Les problèmes environnementaux de portée mondiale, tels que le changement climatique, l’appauvrissement de la biodiversité, et la désertification, ont d'importantes conséquences pour la réalisation de nombreux objectifs de développement : l’atténuation de la pauvreté, l’amélioration de l’accès à l’éducation de base, l’équité entre les sexes, la diminution de la mortalité juvénile, l’amélioration de la santé maternelle et l’éradication de bon nombre de maladies sont étroitement liées à un environnement salubre.
Il existe de nombreuses synergies entre la poursuite du développement et la protection de l'environnement. Des politiques intégrant ces deux objectifs sont déjà appliquées de façon limitée par les gouvernements, mais elles doivent être amplifiées et élargies.
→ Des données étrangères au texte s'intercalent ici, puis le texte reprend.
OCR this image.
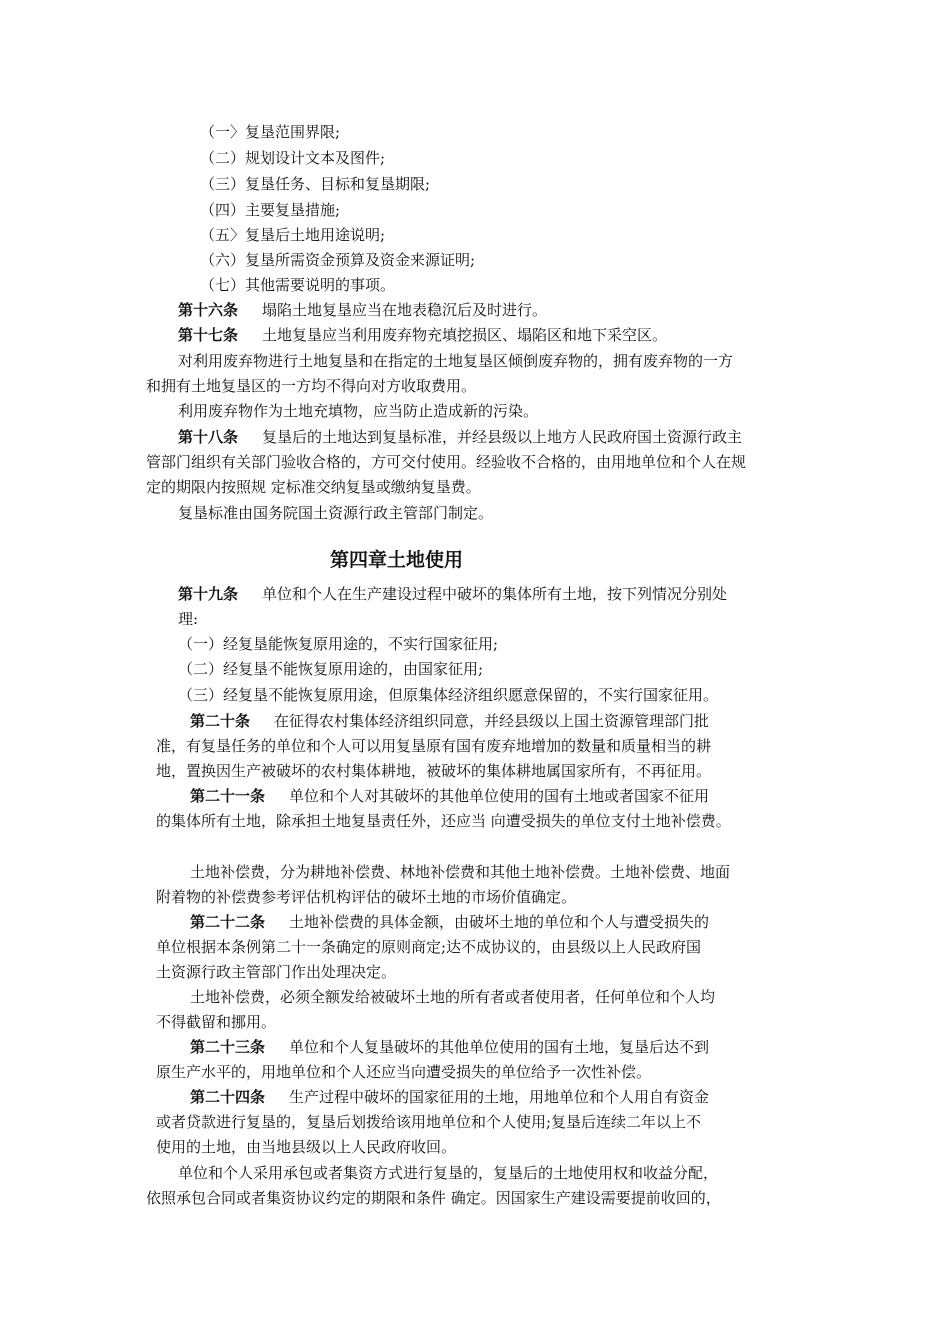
（一〉复垦范围界限;
（二）规划设计文本及图件;
（三）复垦任务、目标和复垦期限;
（四）主要复垦措施;
（五〉复垦后土地用途说明;
（六）复垦所需资金预算及资金来源证明;
（七）其他需要说明的事项。
第十六条 塌陷土地复垦应当在地表稳沉后及时进行。
第十七条 土地复垦应当利用废弃物充填挖损区、塌陷区和地下采空区。
对利用废弃物进行土地复垦和在指定的土地复垦区倾倒废弃物的，拥有废弃物的一方
和拥有土地复垦区的一方均不得向对方收取费用。
利用废弃物作为土地充填物，应当防止造成新的污染。
第十八条 复垦后的土地达到复垦标准，并经县级以上地方人民政府国土资源行政主
管部门组织有关部门验收合格的，方可交付使用。经验收不合格的，由用地单位和个人在规
定的期限内按照规 定标准交纳复垦或缴纳复垦费。
复垦标准由国务院国土资源行政主管部门制定。
第四章土地使用
第十九条 单位和个人在生产建设过程中破坏的集体所有土地，按下列情况分别处
理:
（一）经复垦能恢复原用途的，不实行国家征用;
（二）经复垦不能恢复原用途的，由国家征用;
（三）经复垦不能恢复原用途，但原集体经济组织愿意保留的，不实行国家征用。
第二十条 在征得农村集体经济组织同意，并经县级以上国土资源管理部门批
准，有复垦任务的单位和个人可以用复垦原有国有废弃地增加的数量和质量相当的耕
地，置换因生产被破坏的农村集体耕地，被破坏的集体耕地属国家所有，不再征用。
第二十一条 单位和个人对其破坏的其他单位使用的国有土地或者国家不征用
的集体所有土地，除承担土地复垦责任外，还应当 向遭受损失的单位支付土地补偿费。
土地补偿费，分为耕地补偿费、林地补偿费和其他土地补偿费。土地补偿费、地面
附着物的补偿费参考评估机构评估的破坏土地的市场价值确定。
第二十二条 土地补偿费的具体金额，由破坏土地的单位和个人与遭受损失的
单位根据本条例第二十一条确定的原则商定;达不成协议的，由县级以上人民政府国
土资源行政主管部门作出处理决定。
土地补偿费，必须全额发给被破坏土地的所有者或者使用者，任何单位和个人均
不得截留和挪用。
第二十三条 单位和个人复垦破坏的其他单位使用的国有土地，复垦后达不到
原生产水平的，用地单位和个人还应当向遭受损失的单位给予一次性补偿。
第二十四条 生产过程中破坏的国家征用的土地，用地单位和个人用自有资金
或者贷款进行复垦的，复垦后划拨给该用地单位和个人使用;复垦后连续二年以上不
使用的土地，由当地县级以上人民政府收回。
单位和个人采用承包或者集资方式进行复垦的，复垦后的土地使用权和收益分配，
依照承包合同或者集资协议约定的期限和条件 确定。因国家生产建设需要提前收回的，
S’il est clairement primordial que des initiatives soient prises au niveau national dans les pays en développement, la coopération pour le développement a un rôle important à jouer afin d’appuyer ces efforts.
La réunion ministérielle est venu à point nommé car elle a permis de débattre des interactions entre pauvreté et dégradation de l’environnement, de même que des possibilités d’établir des stratégies gagnantes pour tous afin de faire face à ces deux problématiques. Les ministères et organismes de coopération pour le développement et de protection de l’environnement des pays de l’OCDE ont unis leurs forces pour établir un partenariat avec les pays en développement en vue d’intégrer les facteurs environnementaux dans les politiques de développement national et les stratégies de lutte contre la pauvreté. Les réalisations de cette réunion ont inclus la mise sur pied d’un cadre concerté pour une action commune, et d’un programme concret pour l’intégration de l’adaptation au changement climatique dans la coopération pour le développement.